Les mouvements palestiniens les plus radicaux ont ouvert mercredi une "conférence nationale" à Damas avec l'ambition affichée de surmonter la division des Palestiniens en pleine crise du blocus imposé à Gaza par Israël.
"C'est la réunion des droits et de la résistance", a lancé d'emblée le chef du Hamas en exil à Damas, Khaled Mechaal, dans un discours devant un parterre de personnalités palestiniennes. Le Hamas, le Jihad islamique, et le Font populaire de libération de la Palestine-Commandement général (FPLP-CG), basés à Damas, sont parmi les organisateurs de la rencontre de trois jours. Mais celle-ci se déroule sans les trois partis historiques, le Fatah du président Mahmoud Abbas et les Fronts démocratique et populaire de libération de la Palestine (FDLP et FPLP).
Blocus
M. Mechaal, dont le mouvement a pris le contrôle de la bande de Gaza par un coup de force contre le Fatah en juin, a dénoncé "le blocus imposé à Gaza". "Nous sommes devant une tromperie israélienne. Faire livrer du fuel et de la nourriture n'est pas l'objectif. Nous voulons la levée du blocus", a affirmé M. Mechaal. Depuis jeudi dernier, Israël, dont le sud du territoire a été soumis à une intensification des tirs de roquettes, impose un blocus à la bande de Gaza.
Israel a desserré quelque peu son étau mardi en permettant notamment des livraisons de carburant à Gaza pour alimenter l'unique centrale électrique du territoire. "Le blocus est une tragédie, un crime immoral. J'appelle à la poursuite de la colère populaire contre les sionistes et les Américains jusqu'à la levée du blocus", a-t-il martelé alors que des dizaines de milliers de Palestiniens de Gaza ont forcé mercredi la frontière avec l'Egypte pour aller s'y ravitailler.
Colère
"Le combat ne se terminera que par la libération de la Palestine, toute la Palestine", a-t-il ajouté. Outre le blocus, Israël a mené une série d'attaques dans la bande de Gaza faisant 41 morts, notamment des activistes du Hamas. M. Mechaal, qui réside à Damas en compagnie d'autres membres du bureau politique du Hamas, a remercié la Syrie d'accueillir cette réunion.
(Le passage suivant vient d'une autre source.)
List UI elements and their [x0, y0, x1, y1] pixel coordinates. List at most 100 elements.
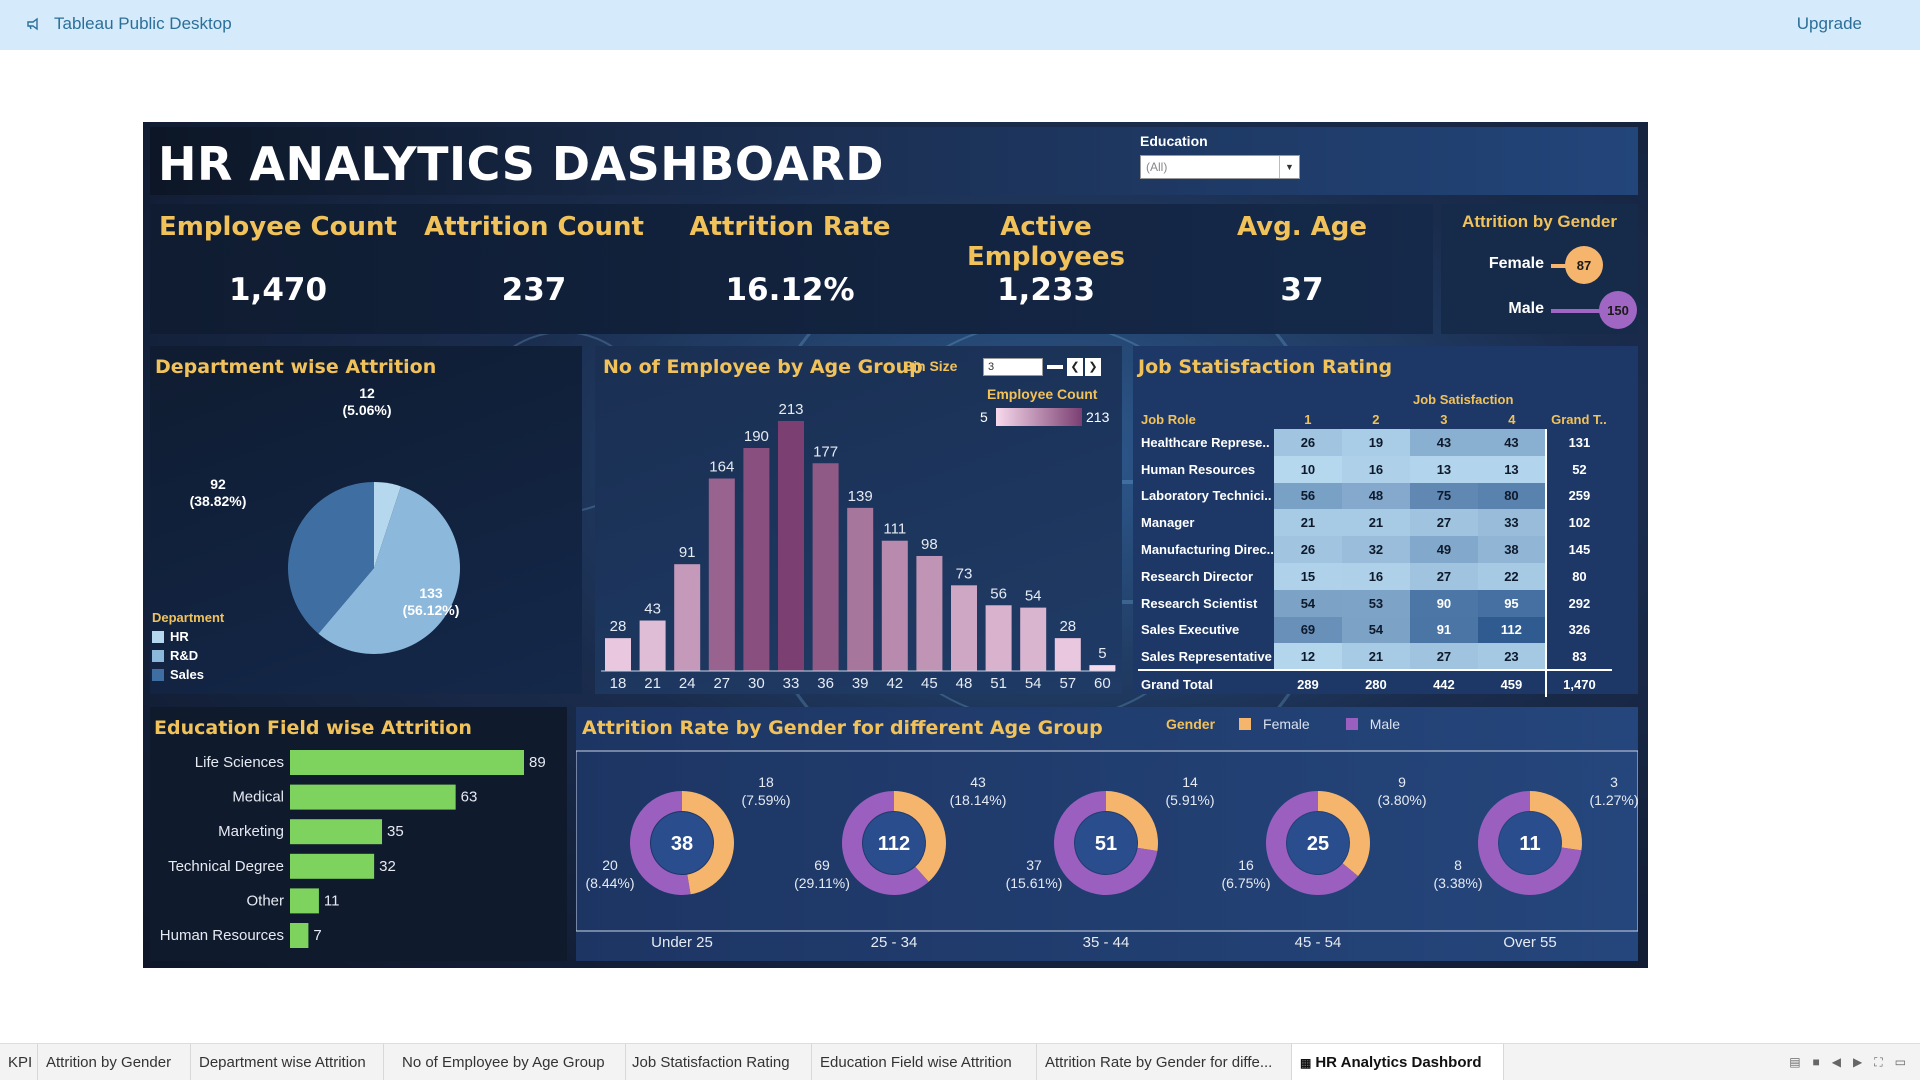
table-row[interactable]: Manager 21 21 27 33 102 [1138, 509, 1612, 537]
cell-value: 26 [1273, 429, 1342, 456]
legend-label: HR [170, 629, 189, 644]
table-row[interactable]: Sales Executive 69 54 91 112 326 [1138, 616, 1612, 644]
kpi-value: 1,233 [996, 272, 1096, 308]
cell-grand-total: 80 [1544, 562, 1612, 590]
bar-value-label: 28 [610, 618, 627, 635]
sheet-nav-controls: ▤ ■ ◀ ▶ ⛶ ▭ [1789, 1055, 1906, 1070]
department-attrition-panel: Department wise Attrition 12 (5.06%) 133 (5… [150, 346, 582, 694]
gender-label: Female [1488, 255, 1544, 272]
kpi-value: 1,470 [228, 272, 328, 308]
table-row[interactable]: Healthcare Represe.. 26 19 43 43 131 [1138, 429, 1612, 456]
tab-department-wise-attrition[interactable]: Department wise Attrition [191, 1044, 384, 1080]
female-count-label: 9 [1398, 774, 1406, 790]
table-row[interactable]: Research Scientist 54 53 90 95 292 [1138, 589, 1612, 617]
x-tick-label: 24 [679, 675, 696, 692]
age-bar[interactable] [916, 555, 943, 671]
filmstrip-icon[interactable]: ▤ [1789, 1055, 1800, 1070]
age-bar[interactable] [1089, 665, 1116, 671]
education-bar[interactable] [290, 853, 375, 879]
age-bar[interactable] [1020, 607, 1047, 671]
education-bar[interactable] [290, 819, 383, 845]
cell-total: 459 [1477, 669, 1546, 697]
age-group-donut-charts[interactable]: 38Under 2518(7.59%)20(8.44%)11225 - 3443… [576, 707, 1638, 961]
legend-swatch [152, 668, 164, 681]
table-row[interactable]: Manufacturing Direc.. 26 32 49 38 145 [1138, 536, 1612, 563]
age-bar[interactable] [743, 447, 770, 671]
tab-attrition-by-gender[interactable]: Attrition by Gender [38, 1044, 191, 1080]
tab-kpi[interactable]: KPI [0, 1044, 38, 1080]
table-row[interactable]: Human Resources 10 16 13 13 52 [1138, 455, 1612, 483]
education-field-bar-chart[interactable]: Life Sciences 89 Medical 63 Marketing 35 Techn… [150, 707, 567, 961]
table-row[interactable]: Research Director 15 16 27 22 80 [1138, 562, 1612, 590]
age-bar[interactable] [812, 463, 839, 671]
kpi-avg-age: Avg. Age 37 [1174, 204, 1430, 334]
donut-total-label: 25 [1307, 833, 1329, 855]
kpi-label: Attrition Count [424, 212, 644, 242]
age-bar[interactable] [778, 421, 804, 671]
bar-value-label: 73 [956, 565, 973, 582]
nav-next-icon[interactable]: ▶ [1853, 1055, 1862, 1070]
female-count-label: 18 [758, 774, 774, 790]
nav-prev-icon[interactable]: ◀ [1832, 1055, 1841, 1070]
bar-value-label: 139 [848, 488, 873, 505]
cell-value: 33 [1477, 509, 1546, 537]
donut-total-label: 11 [1519, 833, 1540, 855]
tab-attrition-rate-by-gender[interactable]: Attrition Rate by Gender for diffe... [1037, 1044, 1292, 1080]
title-area: HR ANALYTICS DASHBOARD Education (All) ▼ [150, 127, 1638, 195]
age-bar[interactable] [847, 507, 874, 671]
age-bar[interactable] [951, 585, 977, 671]
present-icon[interactable]: ▭ [1895, 1055, 1906, 1070]
legend-item-hr[interactable]: HR [152, 629, 224, 644]
chevron-down-icon[interactable]: ▼ [1279, 156, 1299, 178]
kpi-label: Employee Count [159, 212, 397, 242]
age-bar[interactable] [708, 478, 735, 671]
education-bar[interactable] [290, 750, 524, 775]
cell-grand-total: 131 [1544, 429, 1612, 456]
cell-value: 27 [1409, 643, 1478, 671]
cell-grand-total: 292 [1544, 589, 1612, 617]
gender-value-female: 87 [1565, 246, 1603, 284]
grid-view-icon[interactable]: ■ [1813, 1055, 1820, 1070]
age-bar[interactable] [639, 620, 666, 671]
tab-no-of-employee-by-age-group[interactable]: No of Employee by Age Group [394, 1044, 626, 1080]
age-bar[interactable] [674, 564, 701, 671]
table-row[interactable]: Sales Representative 12 21 27 23 83 [1138, 643, 1612, 671]
male-count-label: 20 [602, 857, 618, 873]
education-bar[interactable] [290, 888, 319, 914]
cell-value: 56 [1273, 482, 1342, 510]
legend-item-rd[interactable]: R&D [152, 648, 224, 663]
male-count-label: 16 [1238, 857, 1254, 873]
age-bar[interactable] [985, 605, 1012, 671]
legend-item-sales[interactable]: Sales [152, 667, 224, 682]
donut-total-label: 51 [1095, 833, 1117, 855]
kpi-active-employees: Active Employees 1,233 [918, 204, 1174, 334]
cell-grand-total: 52 [1544, 455, 1612, 483]
cell-role: Sales Executive [1141, 622, 1240, 638]
gender-row-female[interactable]: Female 87 [1441, 245, 1638, 285]
cell-value: 21 [1341, 643, 1410, 671]
fit-icon[interactable]: ⛶ [1874, 1055, 1882, 1070]
kpi-label: Avg. Age [1236, 212, 1368, 242]
tab-job-satisfaction-rating[interactable]: Job Statisfaction Rating [624, 1044, 812, 1080]
cell-value: 75 [1409, 482, 1478, 510]
education-filter: Education (All) ▼ [1140, 133, 1300, 179]
attrition-rate-gender-age-panel: Attrition Rate by Gender for different A… [576, 707, 1638, 961]
gender-row-male[interactable]: Male 150 [1441, 290, 1638, 330]
upgrade-link[interactable]: Upgrade [1797, 14, 1862, 34]
age-bar[interactable] [1054, 638, 1081, 671]
age-bar[interactable] [605, 638, 631, 671]
age-group-bar-chart[interactable]: 28 18 43 21 91 24 164 27 190 30 213 33 177 36 139 39 111… [595, 346, 1122, 694]
education-dropdown[interactable]: (All) ▼ [1140, 155, 1300, 179]
legend-label: Sales [170, 667, 204, 682]
cell-value: 69 [1273, 616, 1342, 644]
cell-value: 15 [1273, 562, 1342, 590]
tab-hr-analytics-dashboard[interactable]: ▦ HR Analytics Dashbord [1292, 1044, 1504, 1080]
age-bar[interactable] [881, 540, 908, 671]
bar-value-label: 11 [324, 892, 340, 909]
table-row[interactable]: Laboratory Technici.. 56 48 75 80 259 [1138, 482, 1612, 510]
tab-education-field-wise-attrition[interactable]: Education Field wise Attrition [812, 1044, 1037, 1080]
education-bar[interactable] [290, 923, 309, 948]
attrition-by-gender: Attrition by Gender Female 87 Male 150 [1441, 204, 1638, 334]
cell-value: 10 [1273, 455, 1342, 483]
education-bar[interactable] [290, 784, 456, 810]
"La Syrie a fait fi des accusations et des pressions", a-t-il dit. Tous les orateurs, dont le chef du Jihad islamique, Ramadan Challah, et un représentant du Hezbollah chiite libanais, Ibrahim Amine Sayyed, ont dénoncé la politique américaine. Le secrétaire général-adjoint du FPLP-CG, Talal Naji, a accusé les Etats-Unis d'ourdir "un plan pour semer la discorde" au Proche-Orient. Il a critiqué la récente visite du président américain George W. Bush dans la région.
Résistance
"Bush veut supprimer le droit des (réfugiés) palestiniens au retour, préserver les colonies sionistes", a-t-il dit. "Le droit au retour est un droit sacré et inaliénable. Jérusalem est la capitale de l'Etat palestinien indépendant", a-t-il lancé. Le président Bush avait proposé lors de sa tournée en Israel et Cisjordanie un mécanisme international d'indemnisation pour résoudre la question des réfugiés palestiniens.
"Notre peuple palestinien livre toujours une guerre de libération nationale", selon M. Naji qui a appelé à "amplifier la résistance contre l'occupation sioniste". Selon lui, la réunion entend "remédier à la division des Palestiniens", une référence au conflit qui oppose l'Autorité palestinienne de Mahmoud Abbas au Hamas. Il a appelé les nations arabes à "résister face à l'assaut impérialo-sioniste contre la région (...) qui porte atteinte à la nation arabe entière".